The August Uprising was an unsuccessful insurrection against Soviet rule in the Georgian Soviet Socialist Republic from late August to early September 1924.

The East Karelian Uprising and the Soviet–Finnish conflict 1921–1922 were an attempt by a group of East Karelian separatists to gain independence from the Russian Soviet Federative Socialist Republic. They were aided by a number of Finnish volunteers, starting from 6 November 1921. The conflict ended on 21 March 1922 with the Agreements between the governments of Soviet Russia and Finland about the measures of maintenance of the inviolability of the Soviet–Finnish border. The conflict is regarded in Finland as one of the heimosodat – "Kinship Wars".

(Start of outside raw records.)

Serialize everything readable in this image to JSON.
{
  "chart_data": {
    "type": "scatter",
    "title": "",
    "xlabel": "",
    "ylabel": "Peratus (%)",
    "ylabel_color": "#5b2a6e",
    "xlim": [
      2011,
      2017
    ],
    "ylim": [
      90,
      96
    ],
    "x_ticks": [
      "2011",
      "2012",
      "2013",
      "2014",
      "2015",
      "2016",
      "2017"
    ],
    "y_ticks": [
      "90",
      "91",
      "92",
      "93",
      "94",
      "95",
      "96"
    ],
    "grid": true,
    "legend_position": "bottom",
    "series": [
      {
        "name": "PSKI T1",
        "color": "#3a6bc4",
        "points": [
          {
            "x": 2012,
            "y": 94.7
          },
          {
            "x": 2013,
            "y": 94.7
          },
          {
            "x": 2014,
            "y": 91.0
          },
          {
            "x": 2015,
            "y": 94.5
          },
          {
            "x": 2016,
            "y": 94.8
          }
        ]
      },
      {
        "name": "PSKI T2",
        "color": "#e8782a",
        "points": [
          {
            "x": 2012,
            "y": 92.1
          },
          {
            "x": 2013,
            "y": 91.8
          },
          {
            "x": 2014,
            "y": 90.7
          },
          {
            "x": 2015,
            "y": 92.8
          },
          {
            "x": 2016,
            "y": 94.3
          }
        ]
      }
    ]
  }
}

The February Uprising was an anti-Bolshevik rebellion by the nationalist Armenian Revolutionary Federation which started on February 13 and was suppressed on April 2, 1921 by the recapture of Yerevan by Bolshevik forces.

Guba Uprising— the uprising against the Soviet occupation in 1920. Hamdulla Afandi Afandizadeh, Kachak Mail, and ADR army officer Afandiyev were leaders of the uprising which lasted about three weeks/ Aliheydar Garayev and Levan Gogoberidze were delegated to the region to suppress the uprising. After weeks of unequal clashes, the rebels were defeated/ During supression of the uprising, the Bolsheviks burned many villages and killed 400-500 peasants.
The Kronstadt rebellion or Kronstadt mutiny was an insurrection of the Soviet sailors, soldiers and civilians of the port city of Kronstadt against the Bolshevik government of the Russian SFSR. It was the last major revolt against the Bolshevik regime on Russian territory during the Russian Civil War that ravaged the country. The revolt began on March 1, 1921, in the city's naval fortress, located on the island of Kotlin in the Gulf of Finland. Traditionally, Kronstadt served as the base of the Russian Baltic fleet and as defense for the approaches to Petrograd, located 55 kilometres (34 mi) from the island. For sixteen days, the rebels rose in opposition to the Soviet government they had helped to consolidate.
The Left SR uprising or Left SR revolt was an uprising against the Bolsheviks by the Left Socialist Revolutionary Party in July 1918. The uprising started on 6 July 1918 and was claimed to be intended to restart the war with Germany. It was one of a number of left-wing uprisings against the Bolsheviks that took place during the Russian Civil War.

The left-wing uprisings against the Bolsheviks, known in anarchist literature as the Third Russian Revolution, were a series of rebellions, uprisings, and revolts against the Bolsheviks by oppositional left-wing organizations and groups that started soon after the October Revolution, continued through the years of the Russian Civil War, and lasted into the first years of Bolshevik rule of the Soviet Union. They were led or supported by left-wing groups such as some factions of the Socialist Revolutionary Party, Left Socialist-Revolutionaries, Mensheviks, and anarchists. Generally, the uprisings began in 1918 because of the Bolshevik assault on soviet democracy, the signing of the Treaty of Brest-Litovsk, and opposition to Bolshevik socioeconomic policy. The Bolsheviks grew increasingly hard-line during the decisive and brutal years following the October Revolution. These rebellions and insurrections occurred mostly during and after the Russian Civil War, until around 1924, though there did exist various small-scale insurgencies until World War II.

The Livny Uprising was one of the first peasant insurrections to arise against the Russian Soviet Socialist Republic.

The Revolt of the Czechoslovak Legion comprised the armed actions of the Czechoslovak Legion in the Russian Civil War against Bolshevik authorities, beginning in May 1918 and persisting through evacuation of the Legion from Siberia to Europe in 1920. The revolt, occurring in Volga, Ural, and Siberia regions along the Trans-Siberian Railway, was a reaction to a threat initiated by the Bolsheviks partly as a consequence of the Treaty of Brest-Litovsk. One major secondary consequence of victories by the Legion over the Bolsheviks was to catalyze anti-Bolshevik activity in Siberia, particularly of the Committee of Members of the Constituent Assembly, and to provide a major boost for the anti-Bolshevik or White forces, likely protracting the Russian Civil War.

The Sheksna uprising was an anti-Bolshevik uprising in townships on the Sheksna River in the Vologda and Cherpovets provinces between 1–3 December 1918. The rebels seized the railway station Sheksna and broke railway communication on the Cherepovets-Vologda line, jeopardizing messages to Petrograd. The uprising was suppressed by Red Army troops arriving from Vologda and Cherpovets.

The Tambov Rebellion of 1920–1921 was one of the largest and best-organized peasant rebellions challenging the Bolshevik regime during the Russian Civil War. The uprising took place in the territories of the modern Tambov Oblast and part of the Voronezh Oblast, less than 300 miles southeast of Moscow.